Currents Of Active Power Filter Research Articles

Decoupled Control of an Active Power Filter in a Vibrating Reference Frame

Abstract Active power filter (APF) control is a natural area of application for vibrating reference frame (VRF) transformation due to the intentional occurrence of higher harmonics in the active filter current compensating load current harmonics. Due to the vibrating frame transformation, the APF current can be represented by the DC values, and thus proportional-integral (PI) controllers are sufficient to control the converter current. However, in the typical approach, it may be impossible to combine harmonic filtration with reactive power compensation features, due to the transformation constraints. The solution to this issue is decoupling of the fundamental harmonic and high harmonic components and a separate control for each of them. This paper presents a decoupled control system of an APF, which uses VRF transformation for accurate control of high-current harmonics. Decoupling is a groundbreaking improvement of the VRF method. Moreover, different current limitation scenarios are proposed, considering both harmonics compensation and fundamental frequency reactive current compensation. Theoretical considerations are supported by simulation and experimental tests.

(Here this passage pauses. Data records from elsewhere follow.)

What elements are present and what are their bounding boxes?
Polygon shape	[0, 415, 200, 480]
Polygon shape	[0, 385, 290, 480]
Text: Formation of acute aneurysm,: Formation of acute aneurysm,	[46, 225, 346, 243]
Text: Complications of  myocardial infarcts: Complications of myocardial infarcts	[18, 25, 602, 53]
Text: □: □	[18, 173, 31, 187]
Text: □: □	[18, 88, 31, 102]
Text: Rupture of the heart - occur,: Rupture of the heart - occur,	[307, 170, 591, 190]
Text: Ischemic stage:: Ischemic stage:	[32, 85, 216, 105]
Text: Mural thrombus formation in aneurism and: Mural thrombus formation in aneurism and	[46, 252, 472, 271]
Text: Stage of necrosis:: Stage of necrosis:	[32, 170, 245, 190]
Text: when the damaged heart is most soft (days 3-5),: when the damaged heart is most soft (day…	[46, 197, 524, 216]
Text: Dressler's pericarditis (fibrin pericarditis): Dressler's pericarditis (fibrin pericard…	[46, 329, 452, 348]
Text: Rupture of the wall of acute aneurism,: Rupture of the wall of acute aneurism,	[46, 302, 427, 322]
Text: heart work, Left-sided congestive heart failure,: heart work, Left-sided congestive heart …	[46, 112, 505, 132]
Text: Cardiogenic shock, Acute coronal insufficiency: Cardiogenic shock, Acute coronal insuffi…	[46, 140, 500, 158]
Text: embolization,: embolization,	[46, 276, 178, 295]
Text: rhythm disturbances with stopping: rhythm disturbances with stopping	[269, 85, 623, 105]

An Improved Adaptive Neural Network Detecting Approach to Harmonic Currents with Changeable Learning Parameters

Using the adaptive noise canceling technology, this paper proposes a new detecting approach to harmonics and reactive currents based on neural networks with changeable learning parameters. The structure of this neural network and the adaptive weights adjusting algorithm are presented. The contradiction of the detecting speed and the precision has been settled preferably. The proposed detecting approach can be used for detecting the harmonics and the reactive currents of active power filters. The results of the theoretical analysis and computer simulation confirm the validity of the approach.

Unified constant-frequency integration control of active power filters-steady-state and dynamics

An active power filter (APF) is a device that is connected in parallel to and cancels the reactive and harmonic currents from a group of nonlinear loads so that the resulting total current drawn from the AC mains is sinusoidal. This paper presents a unified constant-frequency integration (UCI) APF control method based on one-cycle control. This method employs an integrator with reset as its core component to control the pulse width of an AC-DC converter so that its current draw is precisely opposite to the reactive and harmonic current draw of the nonlinear loads. In contrast to previously proposed methods, there is no need to generate a current reference for the control of the converter current, thus no need for a multiplier and no need to sense the AC line voltage, the APF current, or the nonlinear load current. Only one AC current sensor is used to sense the AC main current and one DC voltage sensor is used to sense the DC capacitor voltage. The control method features constant switching frequency operation, minimum reactive and harmonic current generation, and simple analog circuitry. It provides a low cost and high performance solution for power quality control. Steady-state and dynamic study is presented in this paper. Design example is given using a two-level AC-DC boost topology. A prototype was developed to demonstrate the performance of the proposed APF. This control method is generalized to control a family of converters that are suitable for APF applications. All findings are supported by experiments and simulation.